I’m reading Miracle Detective my Randall Sullivan. He refers to the five critera that the Church uses to investigate and validate miracles, without explaning what they are. For apologetic purposes (as miracles seem to grab attention) I’d like to be able to explain these to people. Does anyone know what the five criteria are?
I looked up "miracles’ in the Advent Encyclopedia and it seemed to me that there was a LOT more to it than just five criteria. Let’s ask the apologists…
There are many different types of miracles, and thus many different approaches to validate them. Weeping statues would be investigated differently than incorruptable corpses (and, in many cases, there are no established guidelines - the Bishop and his investigators establish their own criteria appropriate to the particular situation).

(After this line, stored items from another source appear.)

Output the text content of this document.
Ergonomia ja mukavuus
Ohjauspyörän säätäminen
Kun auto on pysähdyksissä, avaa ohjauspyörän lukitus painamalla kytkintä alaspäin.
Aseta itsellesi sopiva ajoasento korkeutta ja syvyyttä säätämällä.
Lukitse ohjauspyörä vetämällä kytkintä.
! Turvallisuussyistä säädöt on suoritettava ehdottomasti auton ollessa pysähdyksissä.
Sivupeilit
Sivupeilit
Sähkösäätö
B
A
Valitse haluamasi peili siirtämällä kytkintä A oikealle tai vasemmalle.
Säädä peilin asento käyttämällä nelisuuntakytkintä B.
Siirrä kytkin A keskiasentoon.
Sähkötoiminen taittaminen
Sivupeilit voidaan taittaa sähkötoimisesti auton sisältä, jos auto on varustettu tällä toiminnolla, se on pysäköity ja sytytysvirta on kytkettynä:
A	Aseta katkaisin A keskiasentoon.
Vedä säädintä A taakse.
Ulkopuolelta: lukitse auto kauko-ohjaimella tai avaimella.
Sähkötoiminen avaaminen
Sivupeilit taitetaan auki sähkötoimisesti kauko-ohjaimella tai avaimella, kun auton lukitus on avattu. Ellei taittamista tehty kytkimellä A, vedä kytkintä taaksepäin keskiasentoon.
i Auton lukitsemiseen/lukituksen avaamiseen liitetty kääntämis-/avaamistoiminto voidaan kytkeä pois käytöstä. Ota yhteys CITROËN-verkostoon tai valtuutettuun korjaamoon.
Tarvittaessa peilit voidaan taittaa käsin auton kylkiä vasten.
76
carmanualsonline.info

But it sounds like the author may be referring to the five-part criteria for confirming a miracle of healing (the most common form of miracle used in advancing a cause for Canonization). The five criteria are:
*]The person had a certain diagnosis of an ailment (no possibility of mis-diagnosis), generally by several doctors.
*]There is no known cure or remedy for the ailment (no natural basis for a cure).
*]Prayers were directed to the (potential) Saint.
*]The patient was cured beyond doubt.
*]Doctors cannot explain how the cure could be (medically) possible.
[/list]Since this is (by FAR) the most common sort of miracle that gets investigated, I think this is probably what the author had in mind.